En outre, même s’il s’agit d’une question aussi ancienne que la politique de développement elle-même, nous ne devons pas nous résigner à un éparpillement des acteurs publics de l’aide au développement. Plusieurs lignes budgétaires montrent clairement des doublons importants entre le ministère de l’économie et le ministère des affaires étrangères. Cela ne peut qu’augmenter les coûts de gestion et diminuer l’efficacité et la portée de notre aide. Je sais bien que cette critique est ancienne, mais la baisse continue des crédits nous impose d’agir, sous peine d’affaiblir considérablement le rayonnement de la France.
Comme je l’ai fait en commission, je voudrais saluer l’action de la France dans deux secteurs très différents et pourtant essentiels en matière de développement.
D’une part, en matière de santé, la France prend toute sa part dans la lutte contre le virus Ebola, comme l’a montré la visite du Président de la République vendredi dernier en Guinée. D’autre part, le ministère de la défense, notamment grâce au service de santé des armées, participe à cet effort, ce qui montre bien que la politique de développement doit être pensée de manière globale.

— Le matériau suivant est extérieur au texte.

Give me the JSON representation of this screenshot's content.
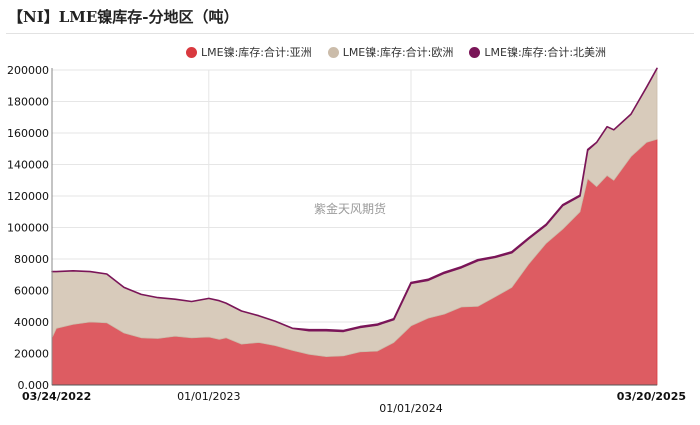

Si l’on accepte avec André Maurois de considérer que les pays ont l’âge de leurs finances, le financement de l’APD a atteint l’âge adulte. La commission des affaires étrangères, à la fois consciente des difficultés budgétaires actuelles et vigilante sur les différents points évoqués par Henri de Raincourt et moi-même, a donné un avis favorable à l’adoption des crédits de la mission « Aide publique au développement ».